The SSO SimpleSAML add-on must be enabled for the client.

Configuring the Interface

The interface can be enabled under "Add-ons » SSO-SimpleSAML".

The "Identify Provider EntityID" must be defined under IdP EntityID. For example, this can be the URL to the IdP metadata page.

Under "IdP Metadata", the metadata must be stored in JSON format.

The corresponding store metadata is displayed under "SP Metadata".

URL Call

The SSO interface can be accessed through the URL https://SHOP_DOMAIN/simplesaml/. The user is automatically redirected to the defined IdP verification page.

Mapping and user data

After validation, the parameter urn:mace:dir:attribute-def:uid is expected. The uid parameter must be set to match the username in the PRINT LOUNGE.

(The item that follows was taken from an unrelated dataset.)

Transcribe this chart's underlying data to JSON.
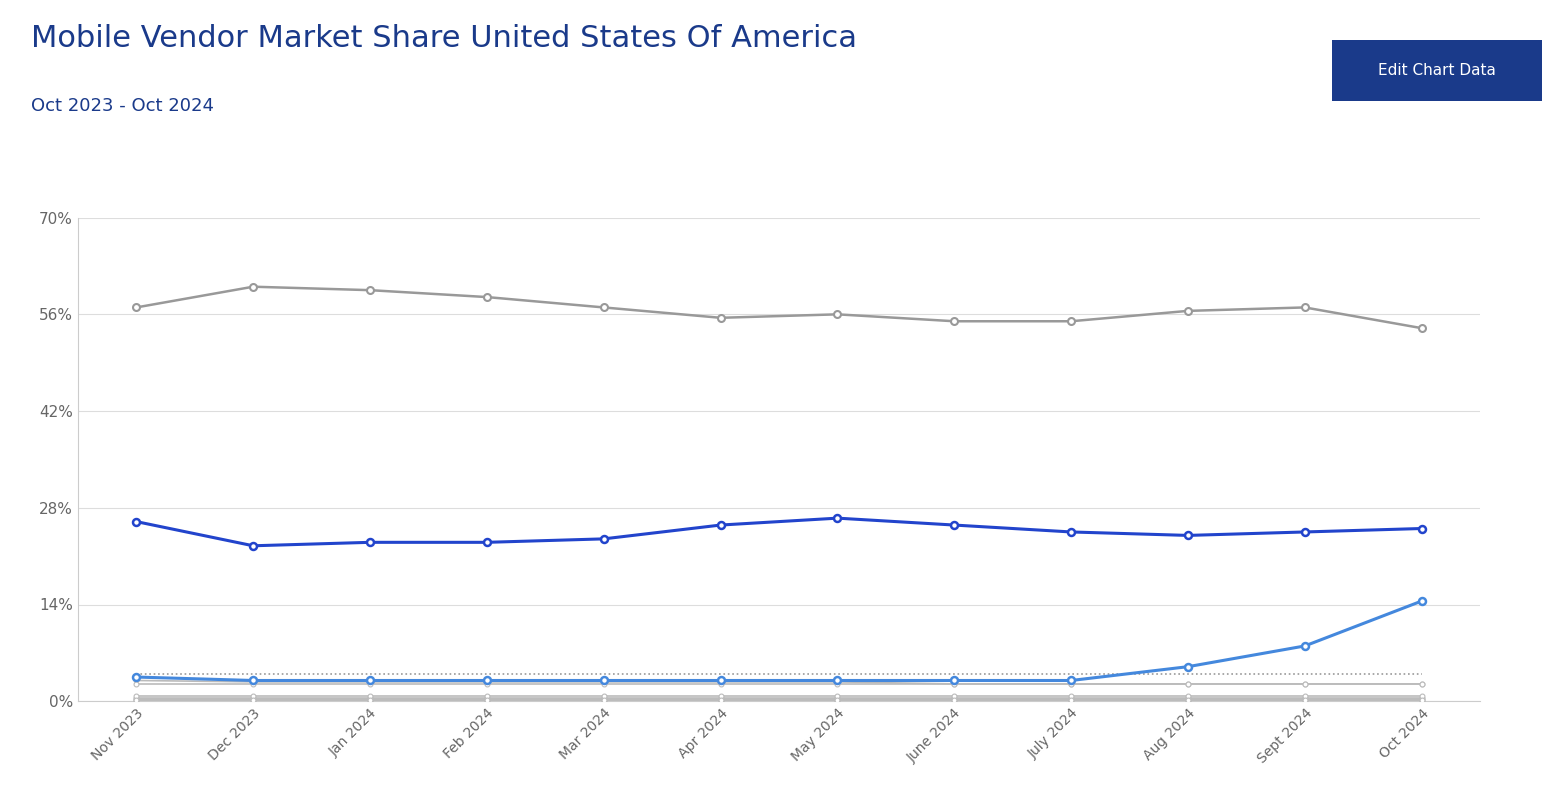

Optionally, user data can be mapped using the “User Data Mapping” function. The user must be logged on to the system.

The user will be automatically redirected to the home page.

An attribute called redirect_url (name="redirect_url") can be used to specify a URL such as "/makepage.php?searchStr=test&p=search" so that the user is redirected directly to that page.

Mapping for "Email for Cost Approval

cince version 6.0.0

The email address for cost approval in the store settings will be overwritten by the mapping - as soon as an email address is submitted. If no email address is submitted, the email address is taken from the store settings.